Esto plantea una pregunta fundamental: ¿qué tipo de festival queremos? ¿Uno que celebre la diversidad o uno que la explote? ¿Uno que abrace diversas visiones del mundo o uno que imponga una narrativa moral, política e ideológica única e inequívoca a los asistentes? Sines merece una celebración de la música del mundo, no una muestra de radicalismo cultural disfrazado de tolerancia.
Y hay una dimensión ética que no se puede ignorar: el FMM también se financia con fondos públicos. Asciende a unos 1,5 millones de euros anuales, cubiertos en gran parte por el presupuesto municipal. Esto significa que el festival pertenece a todos los ciudadanos, no solo a una burbuja ideológica que se cree dueña del panorama cultural. En un contexto de restricciones presupuestarias, dificultades en los servicios básicos y demandas legítimas de las poblaciones locales, es legítimo preguntarse si esta inversión sirve a la ciudadanía o simplemente alimenta el ego y las agendas de una élite cultural hiperideologizada.

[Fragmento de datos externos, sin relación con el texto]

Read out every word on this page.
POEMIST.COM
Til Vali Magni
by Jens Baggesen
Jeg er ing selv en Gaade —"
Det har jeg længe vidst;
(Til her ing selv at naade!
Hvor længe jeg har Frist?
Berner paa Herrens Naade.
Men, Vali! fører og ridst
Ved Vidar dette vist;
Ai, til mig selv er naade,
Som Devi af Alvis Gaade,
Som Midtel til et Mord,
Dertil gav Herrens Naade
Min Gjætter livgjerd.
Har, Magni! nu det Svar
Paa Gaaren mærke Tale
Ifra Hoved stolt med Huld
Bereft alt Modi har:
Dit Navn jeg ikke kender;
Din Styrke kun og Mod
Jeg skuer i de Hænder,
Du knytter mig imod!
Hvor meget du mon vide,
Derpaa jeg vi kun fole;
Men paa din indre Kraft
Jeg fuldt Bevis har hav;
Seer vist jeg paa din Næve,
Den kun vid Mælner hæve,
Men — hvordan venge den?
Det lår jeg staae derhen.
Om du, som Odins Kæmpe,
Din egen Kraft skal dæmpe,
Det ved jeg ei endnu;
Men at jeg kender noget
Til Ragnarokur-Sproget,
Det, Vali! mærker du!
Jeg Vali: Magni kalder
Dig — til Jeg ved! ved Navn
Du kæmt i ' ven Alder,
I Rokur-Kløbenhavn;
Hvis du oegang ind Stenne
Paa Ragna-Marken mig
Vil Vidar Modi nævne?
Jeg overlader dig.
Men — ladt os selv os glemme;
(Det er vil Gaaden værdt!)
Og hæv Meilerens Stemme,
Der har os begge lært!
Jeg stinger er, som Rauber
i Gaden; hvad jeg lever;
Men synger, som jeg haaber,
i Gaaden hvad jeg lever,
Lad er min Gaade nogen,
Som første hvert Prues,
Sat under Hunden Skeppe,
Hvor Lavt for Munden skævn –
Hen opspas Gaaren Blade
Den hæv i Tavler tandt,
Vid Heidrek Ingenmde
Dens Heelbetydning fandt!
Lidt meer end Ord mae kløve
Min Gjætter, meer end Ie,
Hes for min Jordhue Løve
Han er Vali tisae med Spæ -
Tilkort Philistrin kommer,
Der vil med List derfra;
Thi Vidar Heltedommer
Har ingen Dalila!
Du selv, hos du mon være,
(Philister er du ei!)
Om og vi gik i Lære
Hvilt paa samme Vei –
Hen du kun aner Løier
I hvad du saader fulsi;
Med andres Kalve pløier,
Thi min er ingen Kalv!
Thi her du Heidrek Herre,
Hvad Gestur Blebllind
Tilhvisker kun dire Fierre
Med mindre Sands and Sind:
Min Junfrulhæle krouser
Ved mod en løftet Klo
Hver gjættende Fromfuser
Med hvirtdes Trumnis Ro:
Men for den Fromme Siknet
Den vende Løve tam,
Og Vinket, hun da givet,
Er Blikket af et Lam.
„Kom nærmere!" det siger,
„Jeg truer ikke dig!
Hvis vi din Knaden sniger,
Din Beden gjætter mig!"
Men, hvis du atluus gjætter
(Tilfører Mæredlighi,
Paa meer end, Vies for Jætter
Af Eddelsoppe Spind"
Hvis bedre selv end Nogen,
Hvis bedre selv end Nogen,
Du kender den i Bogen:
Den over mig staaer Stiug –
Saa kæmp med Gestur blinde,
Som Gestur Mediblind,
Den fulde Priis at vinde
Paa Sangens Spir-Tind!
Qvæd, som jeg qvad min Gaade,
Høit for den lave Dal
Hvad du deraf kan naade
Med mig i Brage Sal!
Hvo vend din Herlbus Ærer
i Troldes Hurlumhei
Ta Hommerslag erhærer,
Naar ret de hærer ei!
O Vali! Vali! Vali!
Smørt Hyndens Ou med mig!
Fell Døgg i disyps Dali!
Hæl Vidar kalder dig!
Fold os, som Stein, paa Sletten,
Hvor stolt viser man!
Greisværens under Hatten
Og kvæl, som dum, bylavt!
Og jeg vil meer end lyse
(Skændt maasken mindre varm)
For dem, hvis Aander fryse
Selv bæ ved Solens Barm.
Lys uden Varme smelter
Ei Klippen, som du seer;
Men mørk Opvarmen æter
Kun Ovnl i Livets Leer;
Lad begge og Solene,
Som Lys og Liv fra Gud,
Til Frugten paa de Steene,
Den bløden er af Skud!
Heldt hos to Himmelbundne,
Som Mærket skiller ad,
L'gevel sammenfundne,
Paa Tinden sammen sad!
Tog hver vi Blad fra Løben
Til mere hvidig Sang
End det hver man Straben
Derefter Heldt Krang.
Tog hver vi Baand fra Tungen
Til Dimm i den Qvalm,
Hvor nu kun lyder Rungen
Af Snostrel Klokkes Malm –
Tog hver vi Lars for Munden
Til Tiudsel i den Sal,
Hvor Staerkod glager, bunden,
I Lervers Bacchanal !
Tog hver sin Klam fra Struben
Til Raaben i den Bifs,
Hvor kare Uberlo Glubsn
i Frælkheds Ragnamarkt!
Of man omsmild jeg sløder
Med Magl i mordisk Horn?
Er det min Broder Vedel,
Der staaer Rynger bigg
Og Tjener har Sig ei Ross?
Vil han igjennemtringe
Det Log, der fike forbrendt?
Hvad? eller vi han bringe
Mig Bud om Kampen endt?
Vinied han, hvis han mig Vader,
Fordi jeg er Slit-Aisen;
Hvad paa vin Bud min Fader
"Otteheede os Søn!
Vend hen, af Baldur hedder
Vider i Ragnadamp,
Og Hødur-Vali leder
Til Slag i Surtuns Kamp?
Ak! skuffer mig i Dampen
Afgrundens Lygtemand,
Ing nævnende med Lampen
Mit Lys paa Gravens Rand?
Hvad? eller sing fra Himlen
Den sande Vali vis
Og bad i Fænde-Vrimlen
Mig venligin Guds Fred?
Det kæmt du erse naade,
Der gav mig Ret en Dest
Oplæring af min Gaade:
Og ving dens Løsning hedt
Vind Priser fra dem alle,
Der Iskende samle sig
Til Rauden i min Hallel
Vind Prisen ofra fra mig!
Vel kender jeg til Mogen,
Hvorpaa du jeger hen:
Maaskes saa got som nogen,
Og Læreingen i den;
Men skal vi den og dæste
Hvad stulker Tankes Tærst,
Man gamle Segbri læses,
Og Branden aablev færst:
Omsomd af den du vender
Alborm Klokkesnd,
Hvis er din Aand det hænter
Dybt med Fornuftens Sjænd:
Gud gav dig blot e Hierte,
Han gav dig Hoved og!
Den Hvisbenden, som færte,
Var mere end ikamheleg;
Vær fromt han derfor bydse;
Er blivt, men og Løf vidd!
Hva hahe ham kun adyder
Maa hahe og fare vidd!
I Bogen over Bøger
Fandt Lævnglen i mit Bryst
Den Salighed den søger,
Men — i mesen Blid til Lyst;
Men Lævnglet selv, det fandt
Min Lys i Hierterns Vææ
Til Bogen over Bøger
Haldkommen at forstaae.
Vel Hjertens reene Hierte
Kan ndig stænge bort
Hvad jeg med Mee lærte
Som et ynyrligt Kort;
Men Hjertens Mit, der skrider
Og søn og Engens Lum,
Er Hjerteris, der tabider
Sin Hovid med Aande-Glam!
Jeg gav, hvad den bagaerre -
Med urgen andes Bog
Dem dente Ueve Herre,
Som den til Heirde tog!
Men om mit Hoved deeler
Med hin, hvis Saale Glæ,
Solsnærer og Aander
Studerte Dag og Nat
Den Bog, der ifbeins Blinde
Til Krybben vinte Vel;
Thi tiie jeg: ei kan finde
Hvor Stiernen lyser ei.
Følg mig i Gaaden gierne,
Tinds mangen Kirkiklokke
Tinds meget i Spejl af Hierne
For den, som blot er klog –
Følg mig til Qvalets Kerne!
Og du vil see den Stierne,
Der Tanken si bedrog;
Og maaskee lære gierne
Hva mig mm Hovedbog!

El FMM, en sus orígenes, nos unió a través de la música. Hoy, comienza a dividirnos a través de la política. Aún hay tiempo para recuperar su espíritu original. Pero para lograrlo, se necesita valentía para redescubrir la verdadera pluralidad: una que escuche, respete y abrace la tensión creativa entre ideas distintas. De lo contrario, el festival corre el riesgo de volverse irrelevante. O, peor aún, de convertirse en propiedad de unos pocos que se niegan a reconocer las opiniones de la mayoría.
Este año estuve ausente. No por desinterés. Al contrario, estuve ausente porque me importa.